Artist Portfolios > Laura Wacha

Laura Wacha
“Skaredy Cat”
Ceramic
12”x 10”x 5”
$450
Laura Wacha
"Busted"
Acrylic on Canvas
20"x 16"
$840
Laura Wacha
"Bitch"
Acrylic on Canvas
18"x 20"
$540
Laura Wacha
"Sup"
Acrylic on Canvas
22"x 16"
$880
Laura Wacha
"Meat Me"
Acrylic on Canvas
28"x 23"
$480

My work is narrative in nature, and simply put, contains allegories of workaday life and global strife. Sure that may sound dire and dismal, but my objects and images are always flamboyantly colored and packed with cartoonish humor. My never-ending cast of characters are both familiar and fantastic, sometimes bordering on the grotesque but always weirdly funny and beautifully executed.

By giving equal importance to topics domestically mundane and internationally tragic, I cheerfully explore the blurry space between the personal and political. The aim of my visual explorations is to create multiple avenues of questions rather than one dead-end answer. I aspire to create a sort of visual itch that will linger like a puzzle left unsolved. Tucked between my rather whimsical creatures I scoop out brightly colored dollops of intrigue and ambiguity to serve as an invitation to fill in the narrative blanks and thus allow the viewer to relate personally to the piece and vice versa.

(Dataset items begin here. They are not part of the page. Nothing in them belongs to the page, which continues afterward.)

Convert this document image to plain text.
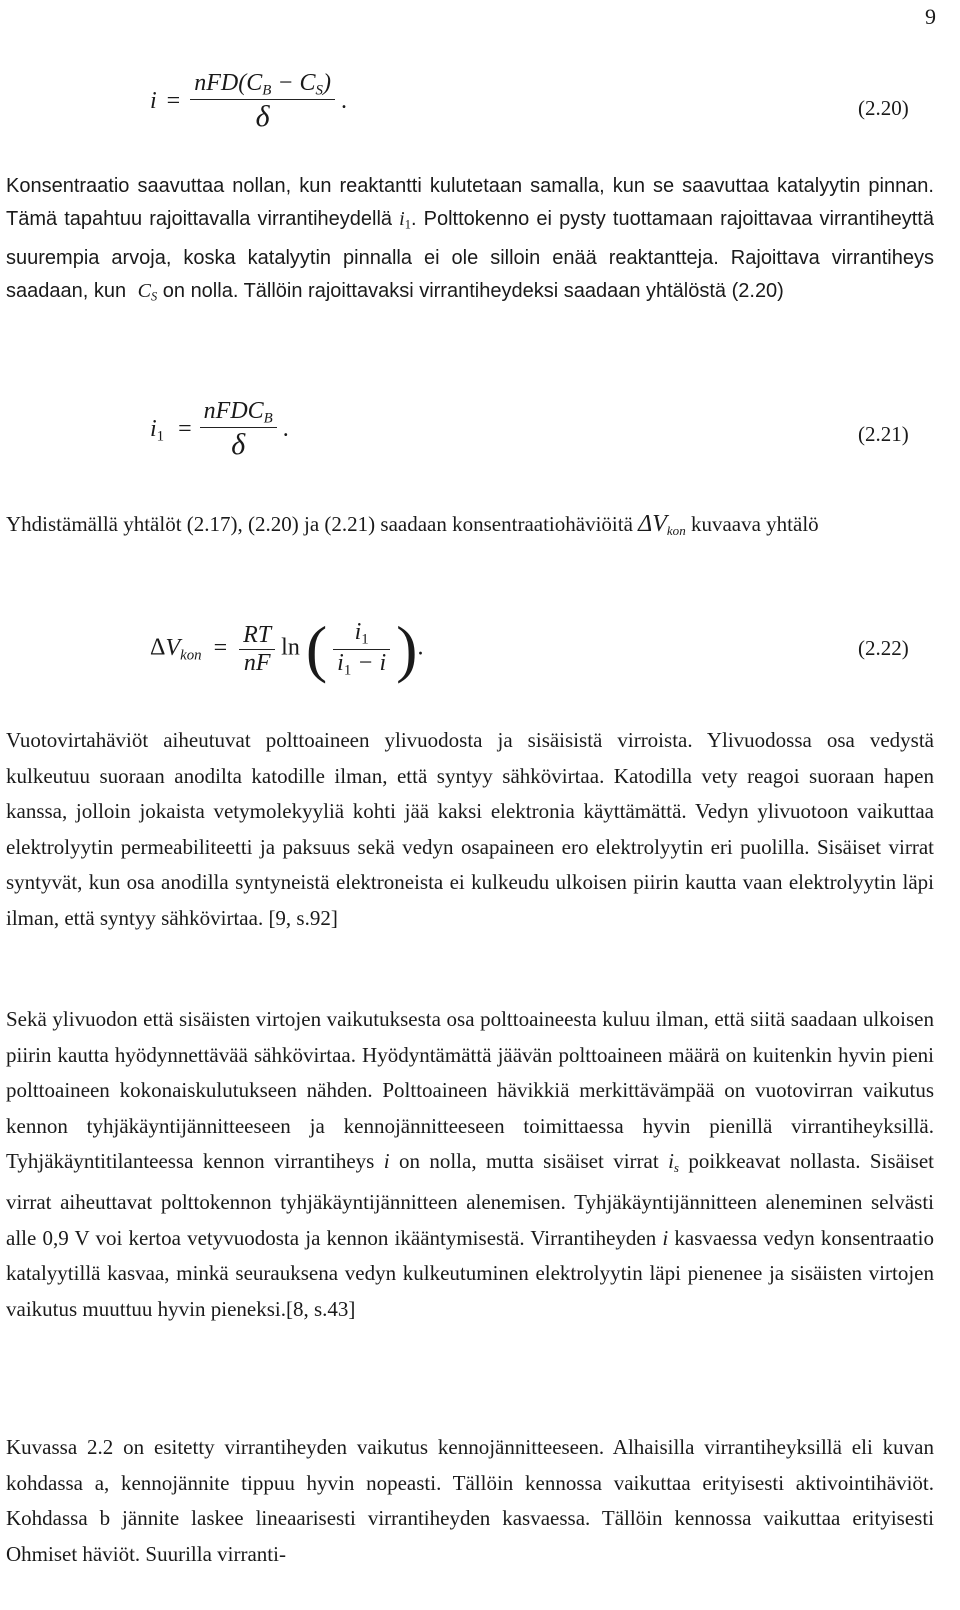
9
$i = \frac{nFD(C_B - C_S)}{\delta}$ .	(2.20)

Konsentraatio saavuttaa nollan, kun reaktantti kulutetaan samalla, kun se saavuttaa katalyytin pinnan. Tämä tapahtuu rajoittavalla virrantiheydellä $i_1$. Polttokenno ei pysty tuottamaan rajoittavaa virrantiheyttä suurempia arvoja, koska katalyytin pinnalla ei ole silloin enää reaktantteja. Rajoittava virrantiheys saadaan, kun $C_S$ on nolla. Tällöin rajoittavaksi virrantiheydeksi saadaan yhtälöstä (2.20)

$i_1 = \frac{nFDC_B}{\delta}$ .	(2.21)

Yhdistämällä yhtälöt (2.17), (2.20) ja (2.21) saadaan konsentraatiohäviöitä $\Delta V_{kon}$ kuvaava yhtälö

$\Delta V_{kon} = \frac{RT}{nF}$ ln ( $\frac{i_1}{i_1 - i}$ ).	(2.22)

Vuotovirtahäviöt aiheutuvat polttoaineen ylivuodosta ja sisäisistä virroista. Ylivuodossa osa vedystä kulkeutuu suoraan anodilta katodille ilman, että syntyy sähkövirtaa. Katodilla vety reagoi suoraan hapen kanssa, jolloin jokaista vetymolekyyliä kohti jää kaksi elektronia käyttämättä. Vedyn ylivuotoon vaikuttaa elektrolyytin permeabiliteetti ja paksuus sekä vedyn osapaineen ero elektrolyytin eri puolilla. Sisäiset virrat syntyvät, kun osa anodilla syntyneistä elektroneista ei kulkeudu ulkoisen piirin kautta vaan elektrolyytin läpi ilman, että syntyy sähkövirtaa. [9, s.92]

Sekä ylivuodon että sisäisten virtojen vaikutuksesta osa polttoaineesta kuluu ilman, että siitä saadaan ulkoisen piirin kautta hyödynnettävää sähkövirtaa. Hyödyntämättä jäävän polttoaineen määrä on kuitenkin hyvin pieni polttoaineen kokonaiskulutukseen nähden. Polttoaineen hävikkiä merkittävämpää on vuotovirran vaikutus kennon tyhjäkäyntijännitteeseen ja kennojännitteeseen toimittaessa hyvin pienillä virrantiheyksillä. Tyhjäkäyntitilanteessa kennon virrantiheys i on nolla, mutta sisäiset virrat $i_s$ poikkeavat nollasta. Sisäiset virrat aiheuttavat polttokennon tyhjäkäyntijännitteen alenemisen. Tyhjäkäyntijännitteen aleneminen selvästi alle 0,9 V voi kertoa vetyvuodosta ja kennon ikääntymisestä. Virrantiheyden i kasvaessa vedyn konsentraatio katalyytillä kasvaa, minkä seurauksena vedyn kulkeutuminen elektrolyytin läpi pienenee ja sisäisten virtojen vaikutus muuttuu hyvin pieneksi.[8, s.43]

Kuvassa 2.2 on esitetty virrantiheyden vaikutus kennojännitteeseen. Alhaisilla virrantiheyksillä eli kuvan kohdassa a, kennojännite tippuu hyvin nopeasti. Tällöin kennossa vaikuttaa erityisesti aktivointihäviöt. Kohdassa b jännite laskee lineaarisesti virrantiheyden kasvaessa. Tällöin kennossa vaikuttaa erityisesti Ohmiset häviöt. Suurilla virranti-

Opportunity exists in the act of art making to create a pleasurable anxiety through the narrative presented, but more importantly, in the manner that the story is told. Composition and color urge me to take full advantage of their potential through balance, discord and repetition. In my work, for every action there is a reaction or rebuke, for every blue there is an orange or green, for every shape there is it's echo and void. I work on these aesthetic aspects of my paintings rather intuitively, keeping at it until the canvas feels like the controlled explosion of design and color that best expresses the tenor I am aiming for.

Biography:
Born and raised in Sarasota, Florida, my formative years were steeped in the cheerfully low and tastelessly high of American culture; the usual Florida kitsch and kin. From retired circus performers and aging munchkins, to wealthy blue haired dowagers with their dyed-to-match poodles, I found many characters worthy of note, and saw in circus magnate John Ringlings' marvelous collection of theatrical paintings how art could both amaze and amuse. Declaring myself an artist at age three, I attended pro-wrestling matches and watched the greyhounds chase the mechanical rabbit in practice runs at the dog track. I recited the Brownie Promise at a neighbor's modest ranch house and was bused to classes at a special campus set aside for gifted students, eventually leaving Florida and completing my liberal arts education by graduating cum laude from Mt. Holyoke College in S. Hadley, Massachusetts. During the 1980's I stubbornly produced works in many different styles and materials despite a couple of moves to the U.K. and a few years criss-crossing the U.S. in a Datsun.

In 1992 I began painting in earnest in acrylic on canvas. At present count I have produced well over 300 paintings, mountains of sculptures in both papier mache and clay, two sci fi novels, and a couple of wonderful children. My studio and I live on a 5 acre compound of dead cars, broken appliances, and old trailers in the New Mexico desert.